|Image courtesy of Wikipedia|
The other night I came home from a date night dinner with the hubs to find my son watching his favorite movie, “The Blind Side”. Since this is also one of my favorite movies I decided to have a seat and watch it with him. It was toward the end – the part where Michael returns to the interview with the NCAA agent and explains why he chose Ole Miss (which, even though he didn't choose Florida, is OK. I'm afraid I have to side with Leigh Anne in that Tennessee would have been completely unacceptable. But Ole Miss I can stomach). Sorry, Vols, but this Gator girl makes no exceptions.
We were at the end of the movie, watching the VERY BEST PART – the part where the Tuohys bring Michael to college and Leigh Anne tells him,
“And Michael, if you get a girl pregnant, I will personally
get in that car, drive all the way down here, and cut off your penis.” That’s some wicked good parenting right
there. Then Leigh Anne leaves the family
and returns to her car. By herself. At
which point Michael, of course, follows her and makes her get out of the car to
give him a “proper hug”.
Now, I am telling you, I have seen this movie at least ten times, probably more. I love this movie for so many reasons (which I am going to name, give me a minute here), but that night, at that moment, it dawned on me that this scene so precisely illustrates how Leigh Anne made the transition from caregiver to parent with Michael. Only a parent would have so much concern over a child as to worry about his behavior once he leaves the house and transitions into a new life phase. Only a parent would feel comfortable discussing a child’s future with him in such a succinct manner. Only a parent would find the moment so emotionally overwhelming that she needed to remove herself. Leigh Anne had become Michael’s mother in every sense of the word – with the exception of birthing him into the world. For this, I love her. I love that she allowed herself to fall so completely in love with this child, and I love the fact that she shared their story with the world.
Yes, I know that Sandra Bullock is a darn good actress and took some artistic liberties (as did the screen writers) but, frankly, I don’t care. Trust me, I have researched this movie and (stalked) this family enough to know that Sandra worked her butt off to bring the true essence of Leigh Anne’s character to the big screen. I know that the Tuohys and Michal Orr chose to let their story be known in an effort to raise awareness of the importance of foster parenting and adoption. And for that I think a lot of us will be forever thankful.
May is national Foster Care Awareness Month. Michael Orr’s story is, of course, the epitome of what can happen if you take in a child and provide the appropriate care he or she needs. But, actually, what “The Blind Side” shows us is you never know. None of us ever knows what kind of potential is lurking behind that troubled child we see, do we? None of us really knows what greatness lies behind that child who is having difficulty focusing on her class work because she hasn’t eaten since lunch yesterday. No one knows how brilliant a musician that boy may be if only he didn’t have to stay out so late avoiding his drunken father. No one knows how beautiful that girl is if only she had a decent place to shower and had more than one outfit to wear. No one knows.
Currently there are more than 400,000 children in the foster care system in the United States. In Missouri alone there are over 10,000 children living in foster homes. These children are in need of permanent, loving homes. Unfortunately, each year more than 30,000 kids will “age out” of the system – be forced to leave their foster and group care homes when they turn 18. Since many of these kids no longer have the resources to afford a place to live, those who are still in high school are forced to drop out in order to work to earn money to pay their living expenses. Only about 2% of these kids go on to complete a college degree, and a vast majority wind up unemployed and homeless. Teen pregnancy, prostitution, jail, etc. also add to the grim future these kids face.
That’s a stark contrast to the success Michael Orr has achieved.
Fortunately, things are getting better. Many states have passed laws allowing for full or partial tuition payments for foster children wishing to pursue a college education. Many states have also created “transition” programs that provide adult mentors for kids who help counsel and support them as they pursue training and education beyond their high school careers.

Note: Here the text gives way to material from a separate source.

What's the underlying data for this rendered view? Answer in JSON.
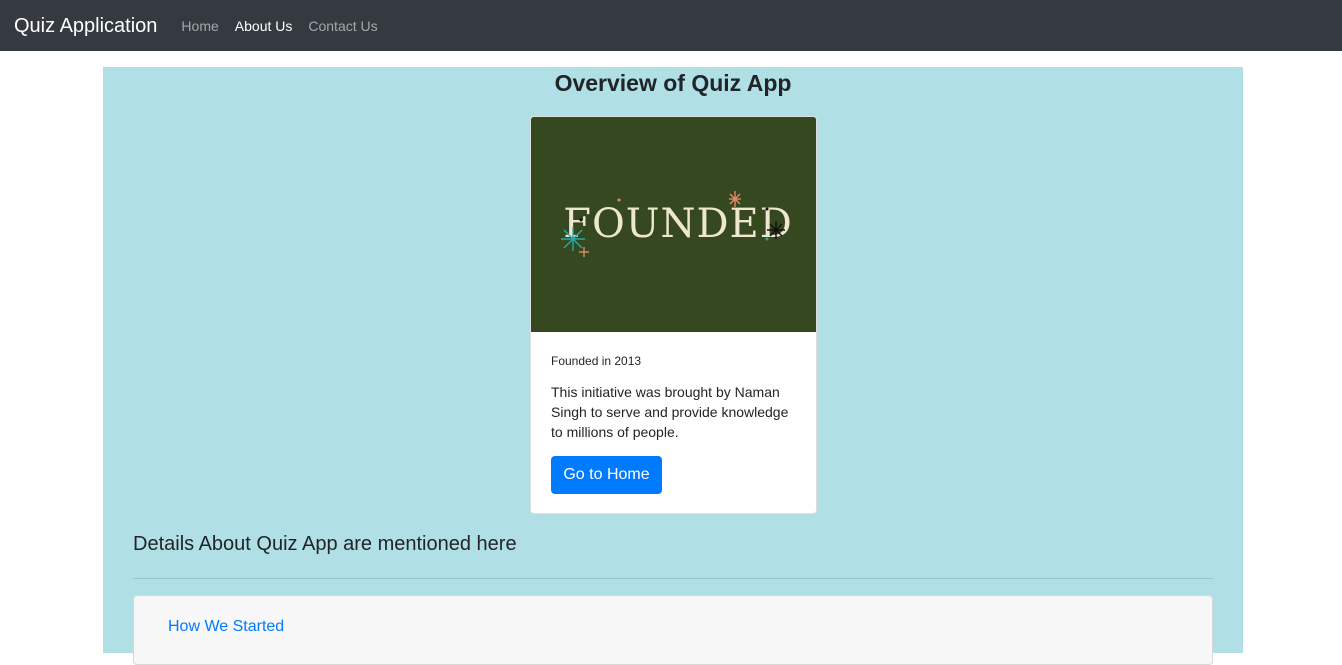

And, more and more people in our communities are working to help these kids – and young adults – become better prepared for the Real World. These kids are not “bad” kids by choice. Often they are being punished for the sins of their parents. As a community – as a society – we must endeavor to find ways to help these kids become responsible, productive adults. When we do, everyone wins.
So, yes, I love “The Blind Side”. And I love the Tuohy family for their willingness to recognize a young man in need and give him a place to stay. Forever.
Thank you, Tuohys, for showing the world how easy it is to love a kid, even if he’s not biologically related to you.
Is there a movie that affected you so deeply that you've watched it over and over again? Have you ever been a foster parent? What is your state doing to help provide proper care for children in foster care?